Ich saß mit den Anderen aus meiner Naturcoaching-Ausbildung gemeinsam an einem Tisch. Draußen leuchtete das Maigrün der Bäume, die Sonne schien. Wir gaben uns Feedback zu unseren Naturerfahrungen.
Ich hörte aufmerksam zu. Suchte wohlwollende Worte für die anderen. Nahm ihre Rückmeldungen entgegen. Grenzte mich innerlich ab. Immer wieder. Immer mehr. Mit jedem Tag schwand meine Energie. Meine Gedanken kreisten nur noch um die anderen, meine eigenen Ideen verschwanden darunter.
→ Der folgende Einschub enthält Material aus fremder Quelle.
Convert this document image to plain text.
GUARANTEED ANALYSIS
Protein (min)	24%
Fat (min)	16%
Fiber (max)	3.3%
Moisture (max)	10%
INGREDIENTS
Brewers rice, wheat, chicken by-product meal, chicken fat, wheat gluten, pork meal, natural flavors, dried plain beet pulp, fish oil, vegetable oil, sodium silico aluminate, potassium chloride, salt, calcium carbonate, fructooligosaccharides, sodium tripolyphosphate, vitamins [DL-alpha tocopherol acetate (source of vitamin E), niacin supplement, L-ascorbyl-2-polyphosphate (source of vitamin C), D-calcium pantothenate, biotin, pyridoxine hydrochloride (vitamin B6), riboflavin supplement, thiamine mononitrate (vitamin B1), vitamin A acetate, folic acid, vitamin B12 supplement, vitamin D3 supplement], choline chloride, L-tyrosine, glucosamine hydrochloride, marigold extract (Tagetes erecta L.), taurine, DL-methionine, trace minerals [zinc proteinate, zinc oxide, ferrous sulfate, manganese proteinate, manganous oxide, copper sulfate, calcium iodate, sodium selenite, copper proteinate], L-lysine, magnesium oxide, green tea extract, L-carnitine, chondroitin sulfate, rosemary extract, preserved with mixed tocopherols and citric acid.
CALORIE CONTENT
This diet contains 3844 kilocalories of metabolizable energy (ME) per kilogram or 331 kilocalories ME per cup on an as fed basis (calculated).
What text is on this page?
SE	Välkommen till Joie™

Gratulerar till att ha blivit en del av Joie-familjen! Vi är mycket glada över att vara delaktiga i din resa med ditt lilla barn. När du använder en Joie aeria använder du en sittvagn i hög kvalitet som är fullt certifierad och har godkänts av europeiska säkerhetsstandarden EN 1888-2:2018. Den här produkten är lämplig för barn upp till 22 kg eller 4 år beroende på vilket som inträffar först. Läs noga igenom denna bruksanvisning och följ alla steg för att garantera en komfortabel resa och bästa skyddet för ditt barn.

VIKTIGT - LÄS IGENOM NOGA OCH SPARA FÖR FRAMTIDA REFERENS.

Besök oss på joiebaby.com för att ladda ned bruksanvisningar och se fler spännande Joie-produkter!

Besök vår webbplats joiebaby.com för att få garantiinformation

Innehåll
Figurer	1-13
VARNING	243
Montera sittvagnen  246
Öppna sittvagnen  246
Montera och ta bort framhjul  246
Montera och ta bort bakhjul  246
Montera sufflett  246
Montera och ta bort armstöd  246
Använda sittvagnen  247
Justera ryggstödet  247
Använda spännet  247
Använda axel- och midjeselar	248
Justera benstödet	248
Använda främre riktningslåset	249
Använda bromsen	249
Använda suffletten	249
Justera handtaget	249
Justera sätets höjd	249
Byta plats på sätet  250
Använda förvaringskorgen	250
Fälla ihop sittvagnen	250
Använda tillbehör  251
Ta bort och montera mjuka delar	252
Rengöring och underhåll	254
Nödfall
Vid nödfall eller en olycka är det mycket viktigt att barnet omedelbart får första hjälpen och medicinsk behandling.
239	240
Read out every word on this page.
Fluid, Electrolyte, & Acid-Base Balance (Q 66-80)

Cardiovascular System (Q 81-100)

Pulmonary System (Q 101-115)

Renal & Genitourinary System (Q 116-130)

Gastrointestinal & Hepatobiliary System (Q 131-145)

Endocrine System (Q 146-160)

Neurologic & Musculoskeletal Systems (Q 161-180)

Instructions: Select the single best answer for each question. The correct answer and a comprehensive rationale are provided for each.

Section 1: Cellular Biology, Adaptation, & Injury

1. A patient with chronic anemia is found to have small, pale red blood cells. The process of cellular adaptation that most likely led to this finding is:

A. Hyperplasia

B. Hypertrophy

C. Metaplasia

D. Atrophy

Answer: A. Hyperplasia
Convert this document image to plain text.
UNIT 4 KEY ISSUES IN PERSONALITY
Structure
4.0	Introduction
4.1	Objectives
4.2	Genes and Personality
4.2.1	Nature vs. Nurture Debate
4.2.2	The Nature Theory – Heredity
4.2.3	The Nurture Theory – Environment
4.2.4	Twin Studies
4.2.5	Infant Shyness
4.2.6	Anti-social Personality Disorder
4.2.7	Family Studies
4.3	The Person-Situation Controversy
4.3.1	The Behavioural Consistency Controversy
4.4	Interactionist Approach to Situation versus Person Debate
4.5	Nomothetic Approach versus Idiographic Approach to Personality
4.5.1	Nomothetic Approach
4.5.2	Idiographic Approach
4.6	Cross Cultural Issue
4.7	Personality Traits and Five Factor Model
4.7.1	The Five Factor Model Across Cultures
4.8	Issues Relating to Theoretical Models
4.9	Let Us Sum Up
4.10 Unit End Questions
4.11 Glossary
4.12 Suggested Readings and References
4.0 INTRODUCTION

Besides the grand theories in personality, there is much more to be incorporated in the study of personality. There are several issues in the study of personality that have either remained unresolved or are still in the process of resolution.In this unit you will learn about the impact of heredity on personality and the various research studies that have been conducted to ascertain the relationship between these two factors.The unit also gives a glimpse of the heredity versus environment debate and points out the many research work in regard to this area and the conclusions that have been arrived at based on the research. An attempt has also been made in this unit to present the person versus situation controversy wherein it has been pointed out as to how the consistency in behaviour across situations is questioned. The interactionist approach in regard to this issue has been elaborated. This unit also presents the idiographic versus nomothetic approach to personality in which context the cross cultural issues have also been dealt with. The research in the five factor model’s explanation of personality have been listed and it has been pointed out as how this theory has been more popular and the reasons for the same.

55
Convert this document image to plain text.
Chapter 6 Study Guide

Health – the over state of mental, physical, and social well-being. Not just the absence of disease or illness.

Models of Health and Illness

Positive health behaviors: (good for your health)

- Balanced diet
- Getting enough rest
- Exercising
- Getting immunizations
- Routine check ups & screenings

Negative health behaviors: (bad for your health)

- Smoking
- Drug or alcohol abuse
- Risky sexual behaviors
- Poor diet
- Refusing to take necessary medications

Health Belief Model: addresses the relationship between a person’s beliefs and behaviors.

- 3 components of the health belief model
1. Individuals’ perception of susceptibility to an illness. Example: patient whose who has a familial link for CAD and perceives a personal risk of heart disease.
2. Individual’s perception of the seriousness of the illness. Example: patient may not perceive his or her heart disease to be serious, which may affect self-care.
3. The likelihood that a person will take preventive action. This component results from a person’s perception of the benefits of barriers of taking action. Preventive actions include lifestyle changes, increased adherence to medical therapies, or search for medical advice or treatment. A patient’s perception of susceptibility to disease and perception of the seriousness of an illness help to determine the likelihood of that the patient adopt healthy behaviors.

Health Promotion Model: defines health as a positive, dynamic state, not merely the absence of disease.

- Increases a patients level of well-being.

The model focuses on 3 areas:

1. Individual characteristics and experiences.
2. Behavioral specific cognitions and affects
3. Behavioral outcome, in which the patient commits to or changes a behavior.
Am Ende des Seminars fühlte ich mich wie nach einer durchzechten Nacht – benebelt, erschöpft, ausgelaugt. Und da war wieder dieses dumpfe Gefühl: Das war zu viel.
Ich gehe mit meinem Journal raus in die Natur, um in mich hineinzuspüren.
Ein paar Tage später saß ich mit meinem Journal in der Natur. Das mache ich immer nach Seminaren – früher, um den Stoff zu wiederholen, heute vor allem, um mich selbst zu sortieren. Ich blätterte durch meine Notizen. Las, was die anderen gesagt hatten. Und mir wurde klar, was ich schon über die Jahre gespürt hatte: In Gruppen fällt es mir schwer, Kontakt zu meinen eigenen Ideen zu halten. Mich selbst zu hinterfragen. Meine Gefühle wirklich wahrzunehmen. Ich bin bei den Anderen, im Außen, und nicht bei mir und dem, was für mich wichtig ist.
Wenn ich allein in die Natur gehe, komme ich zur Ruhe.
Niemand lenkt mich ab, niemand will etwas von mir. Ich lese meine Gedanken, nehme meine Gefühle wahr. Und ich kann unterscheiden: Ist das wirklich mein Gedanke? Oder kommt er von außen? Die Natur gibt keine Ratschläge. Sie bewertet nicht. Sie hört einfach zu.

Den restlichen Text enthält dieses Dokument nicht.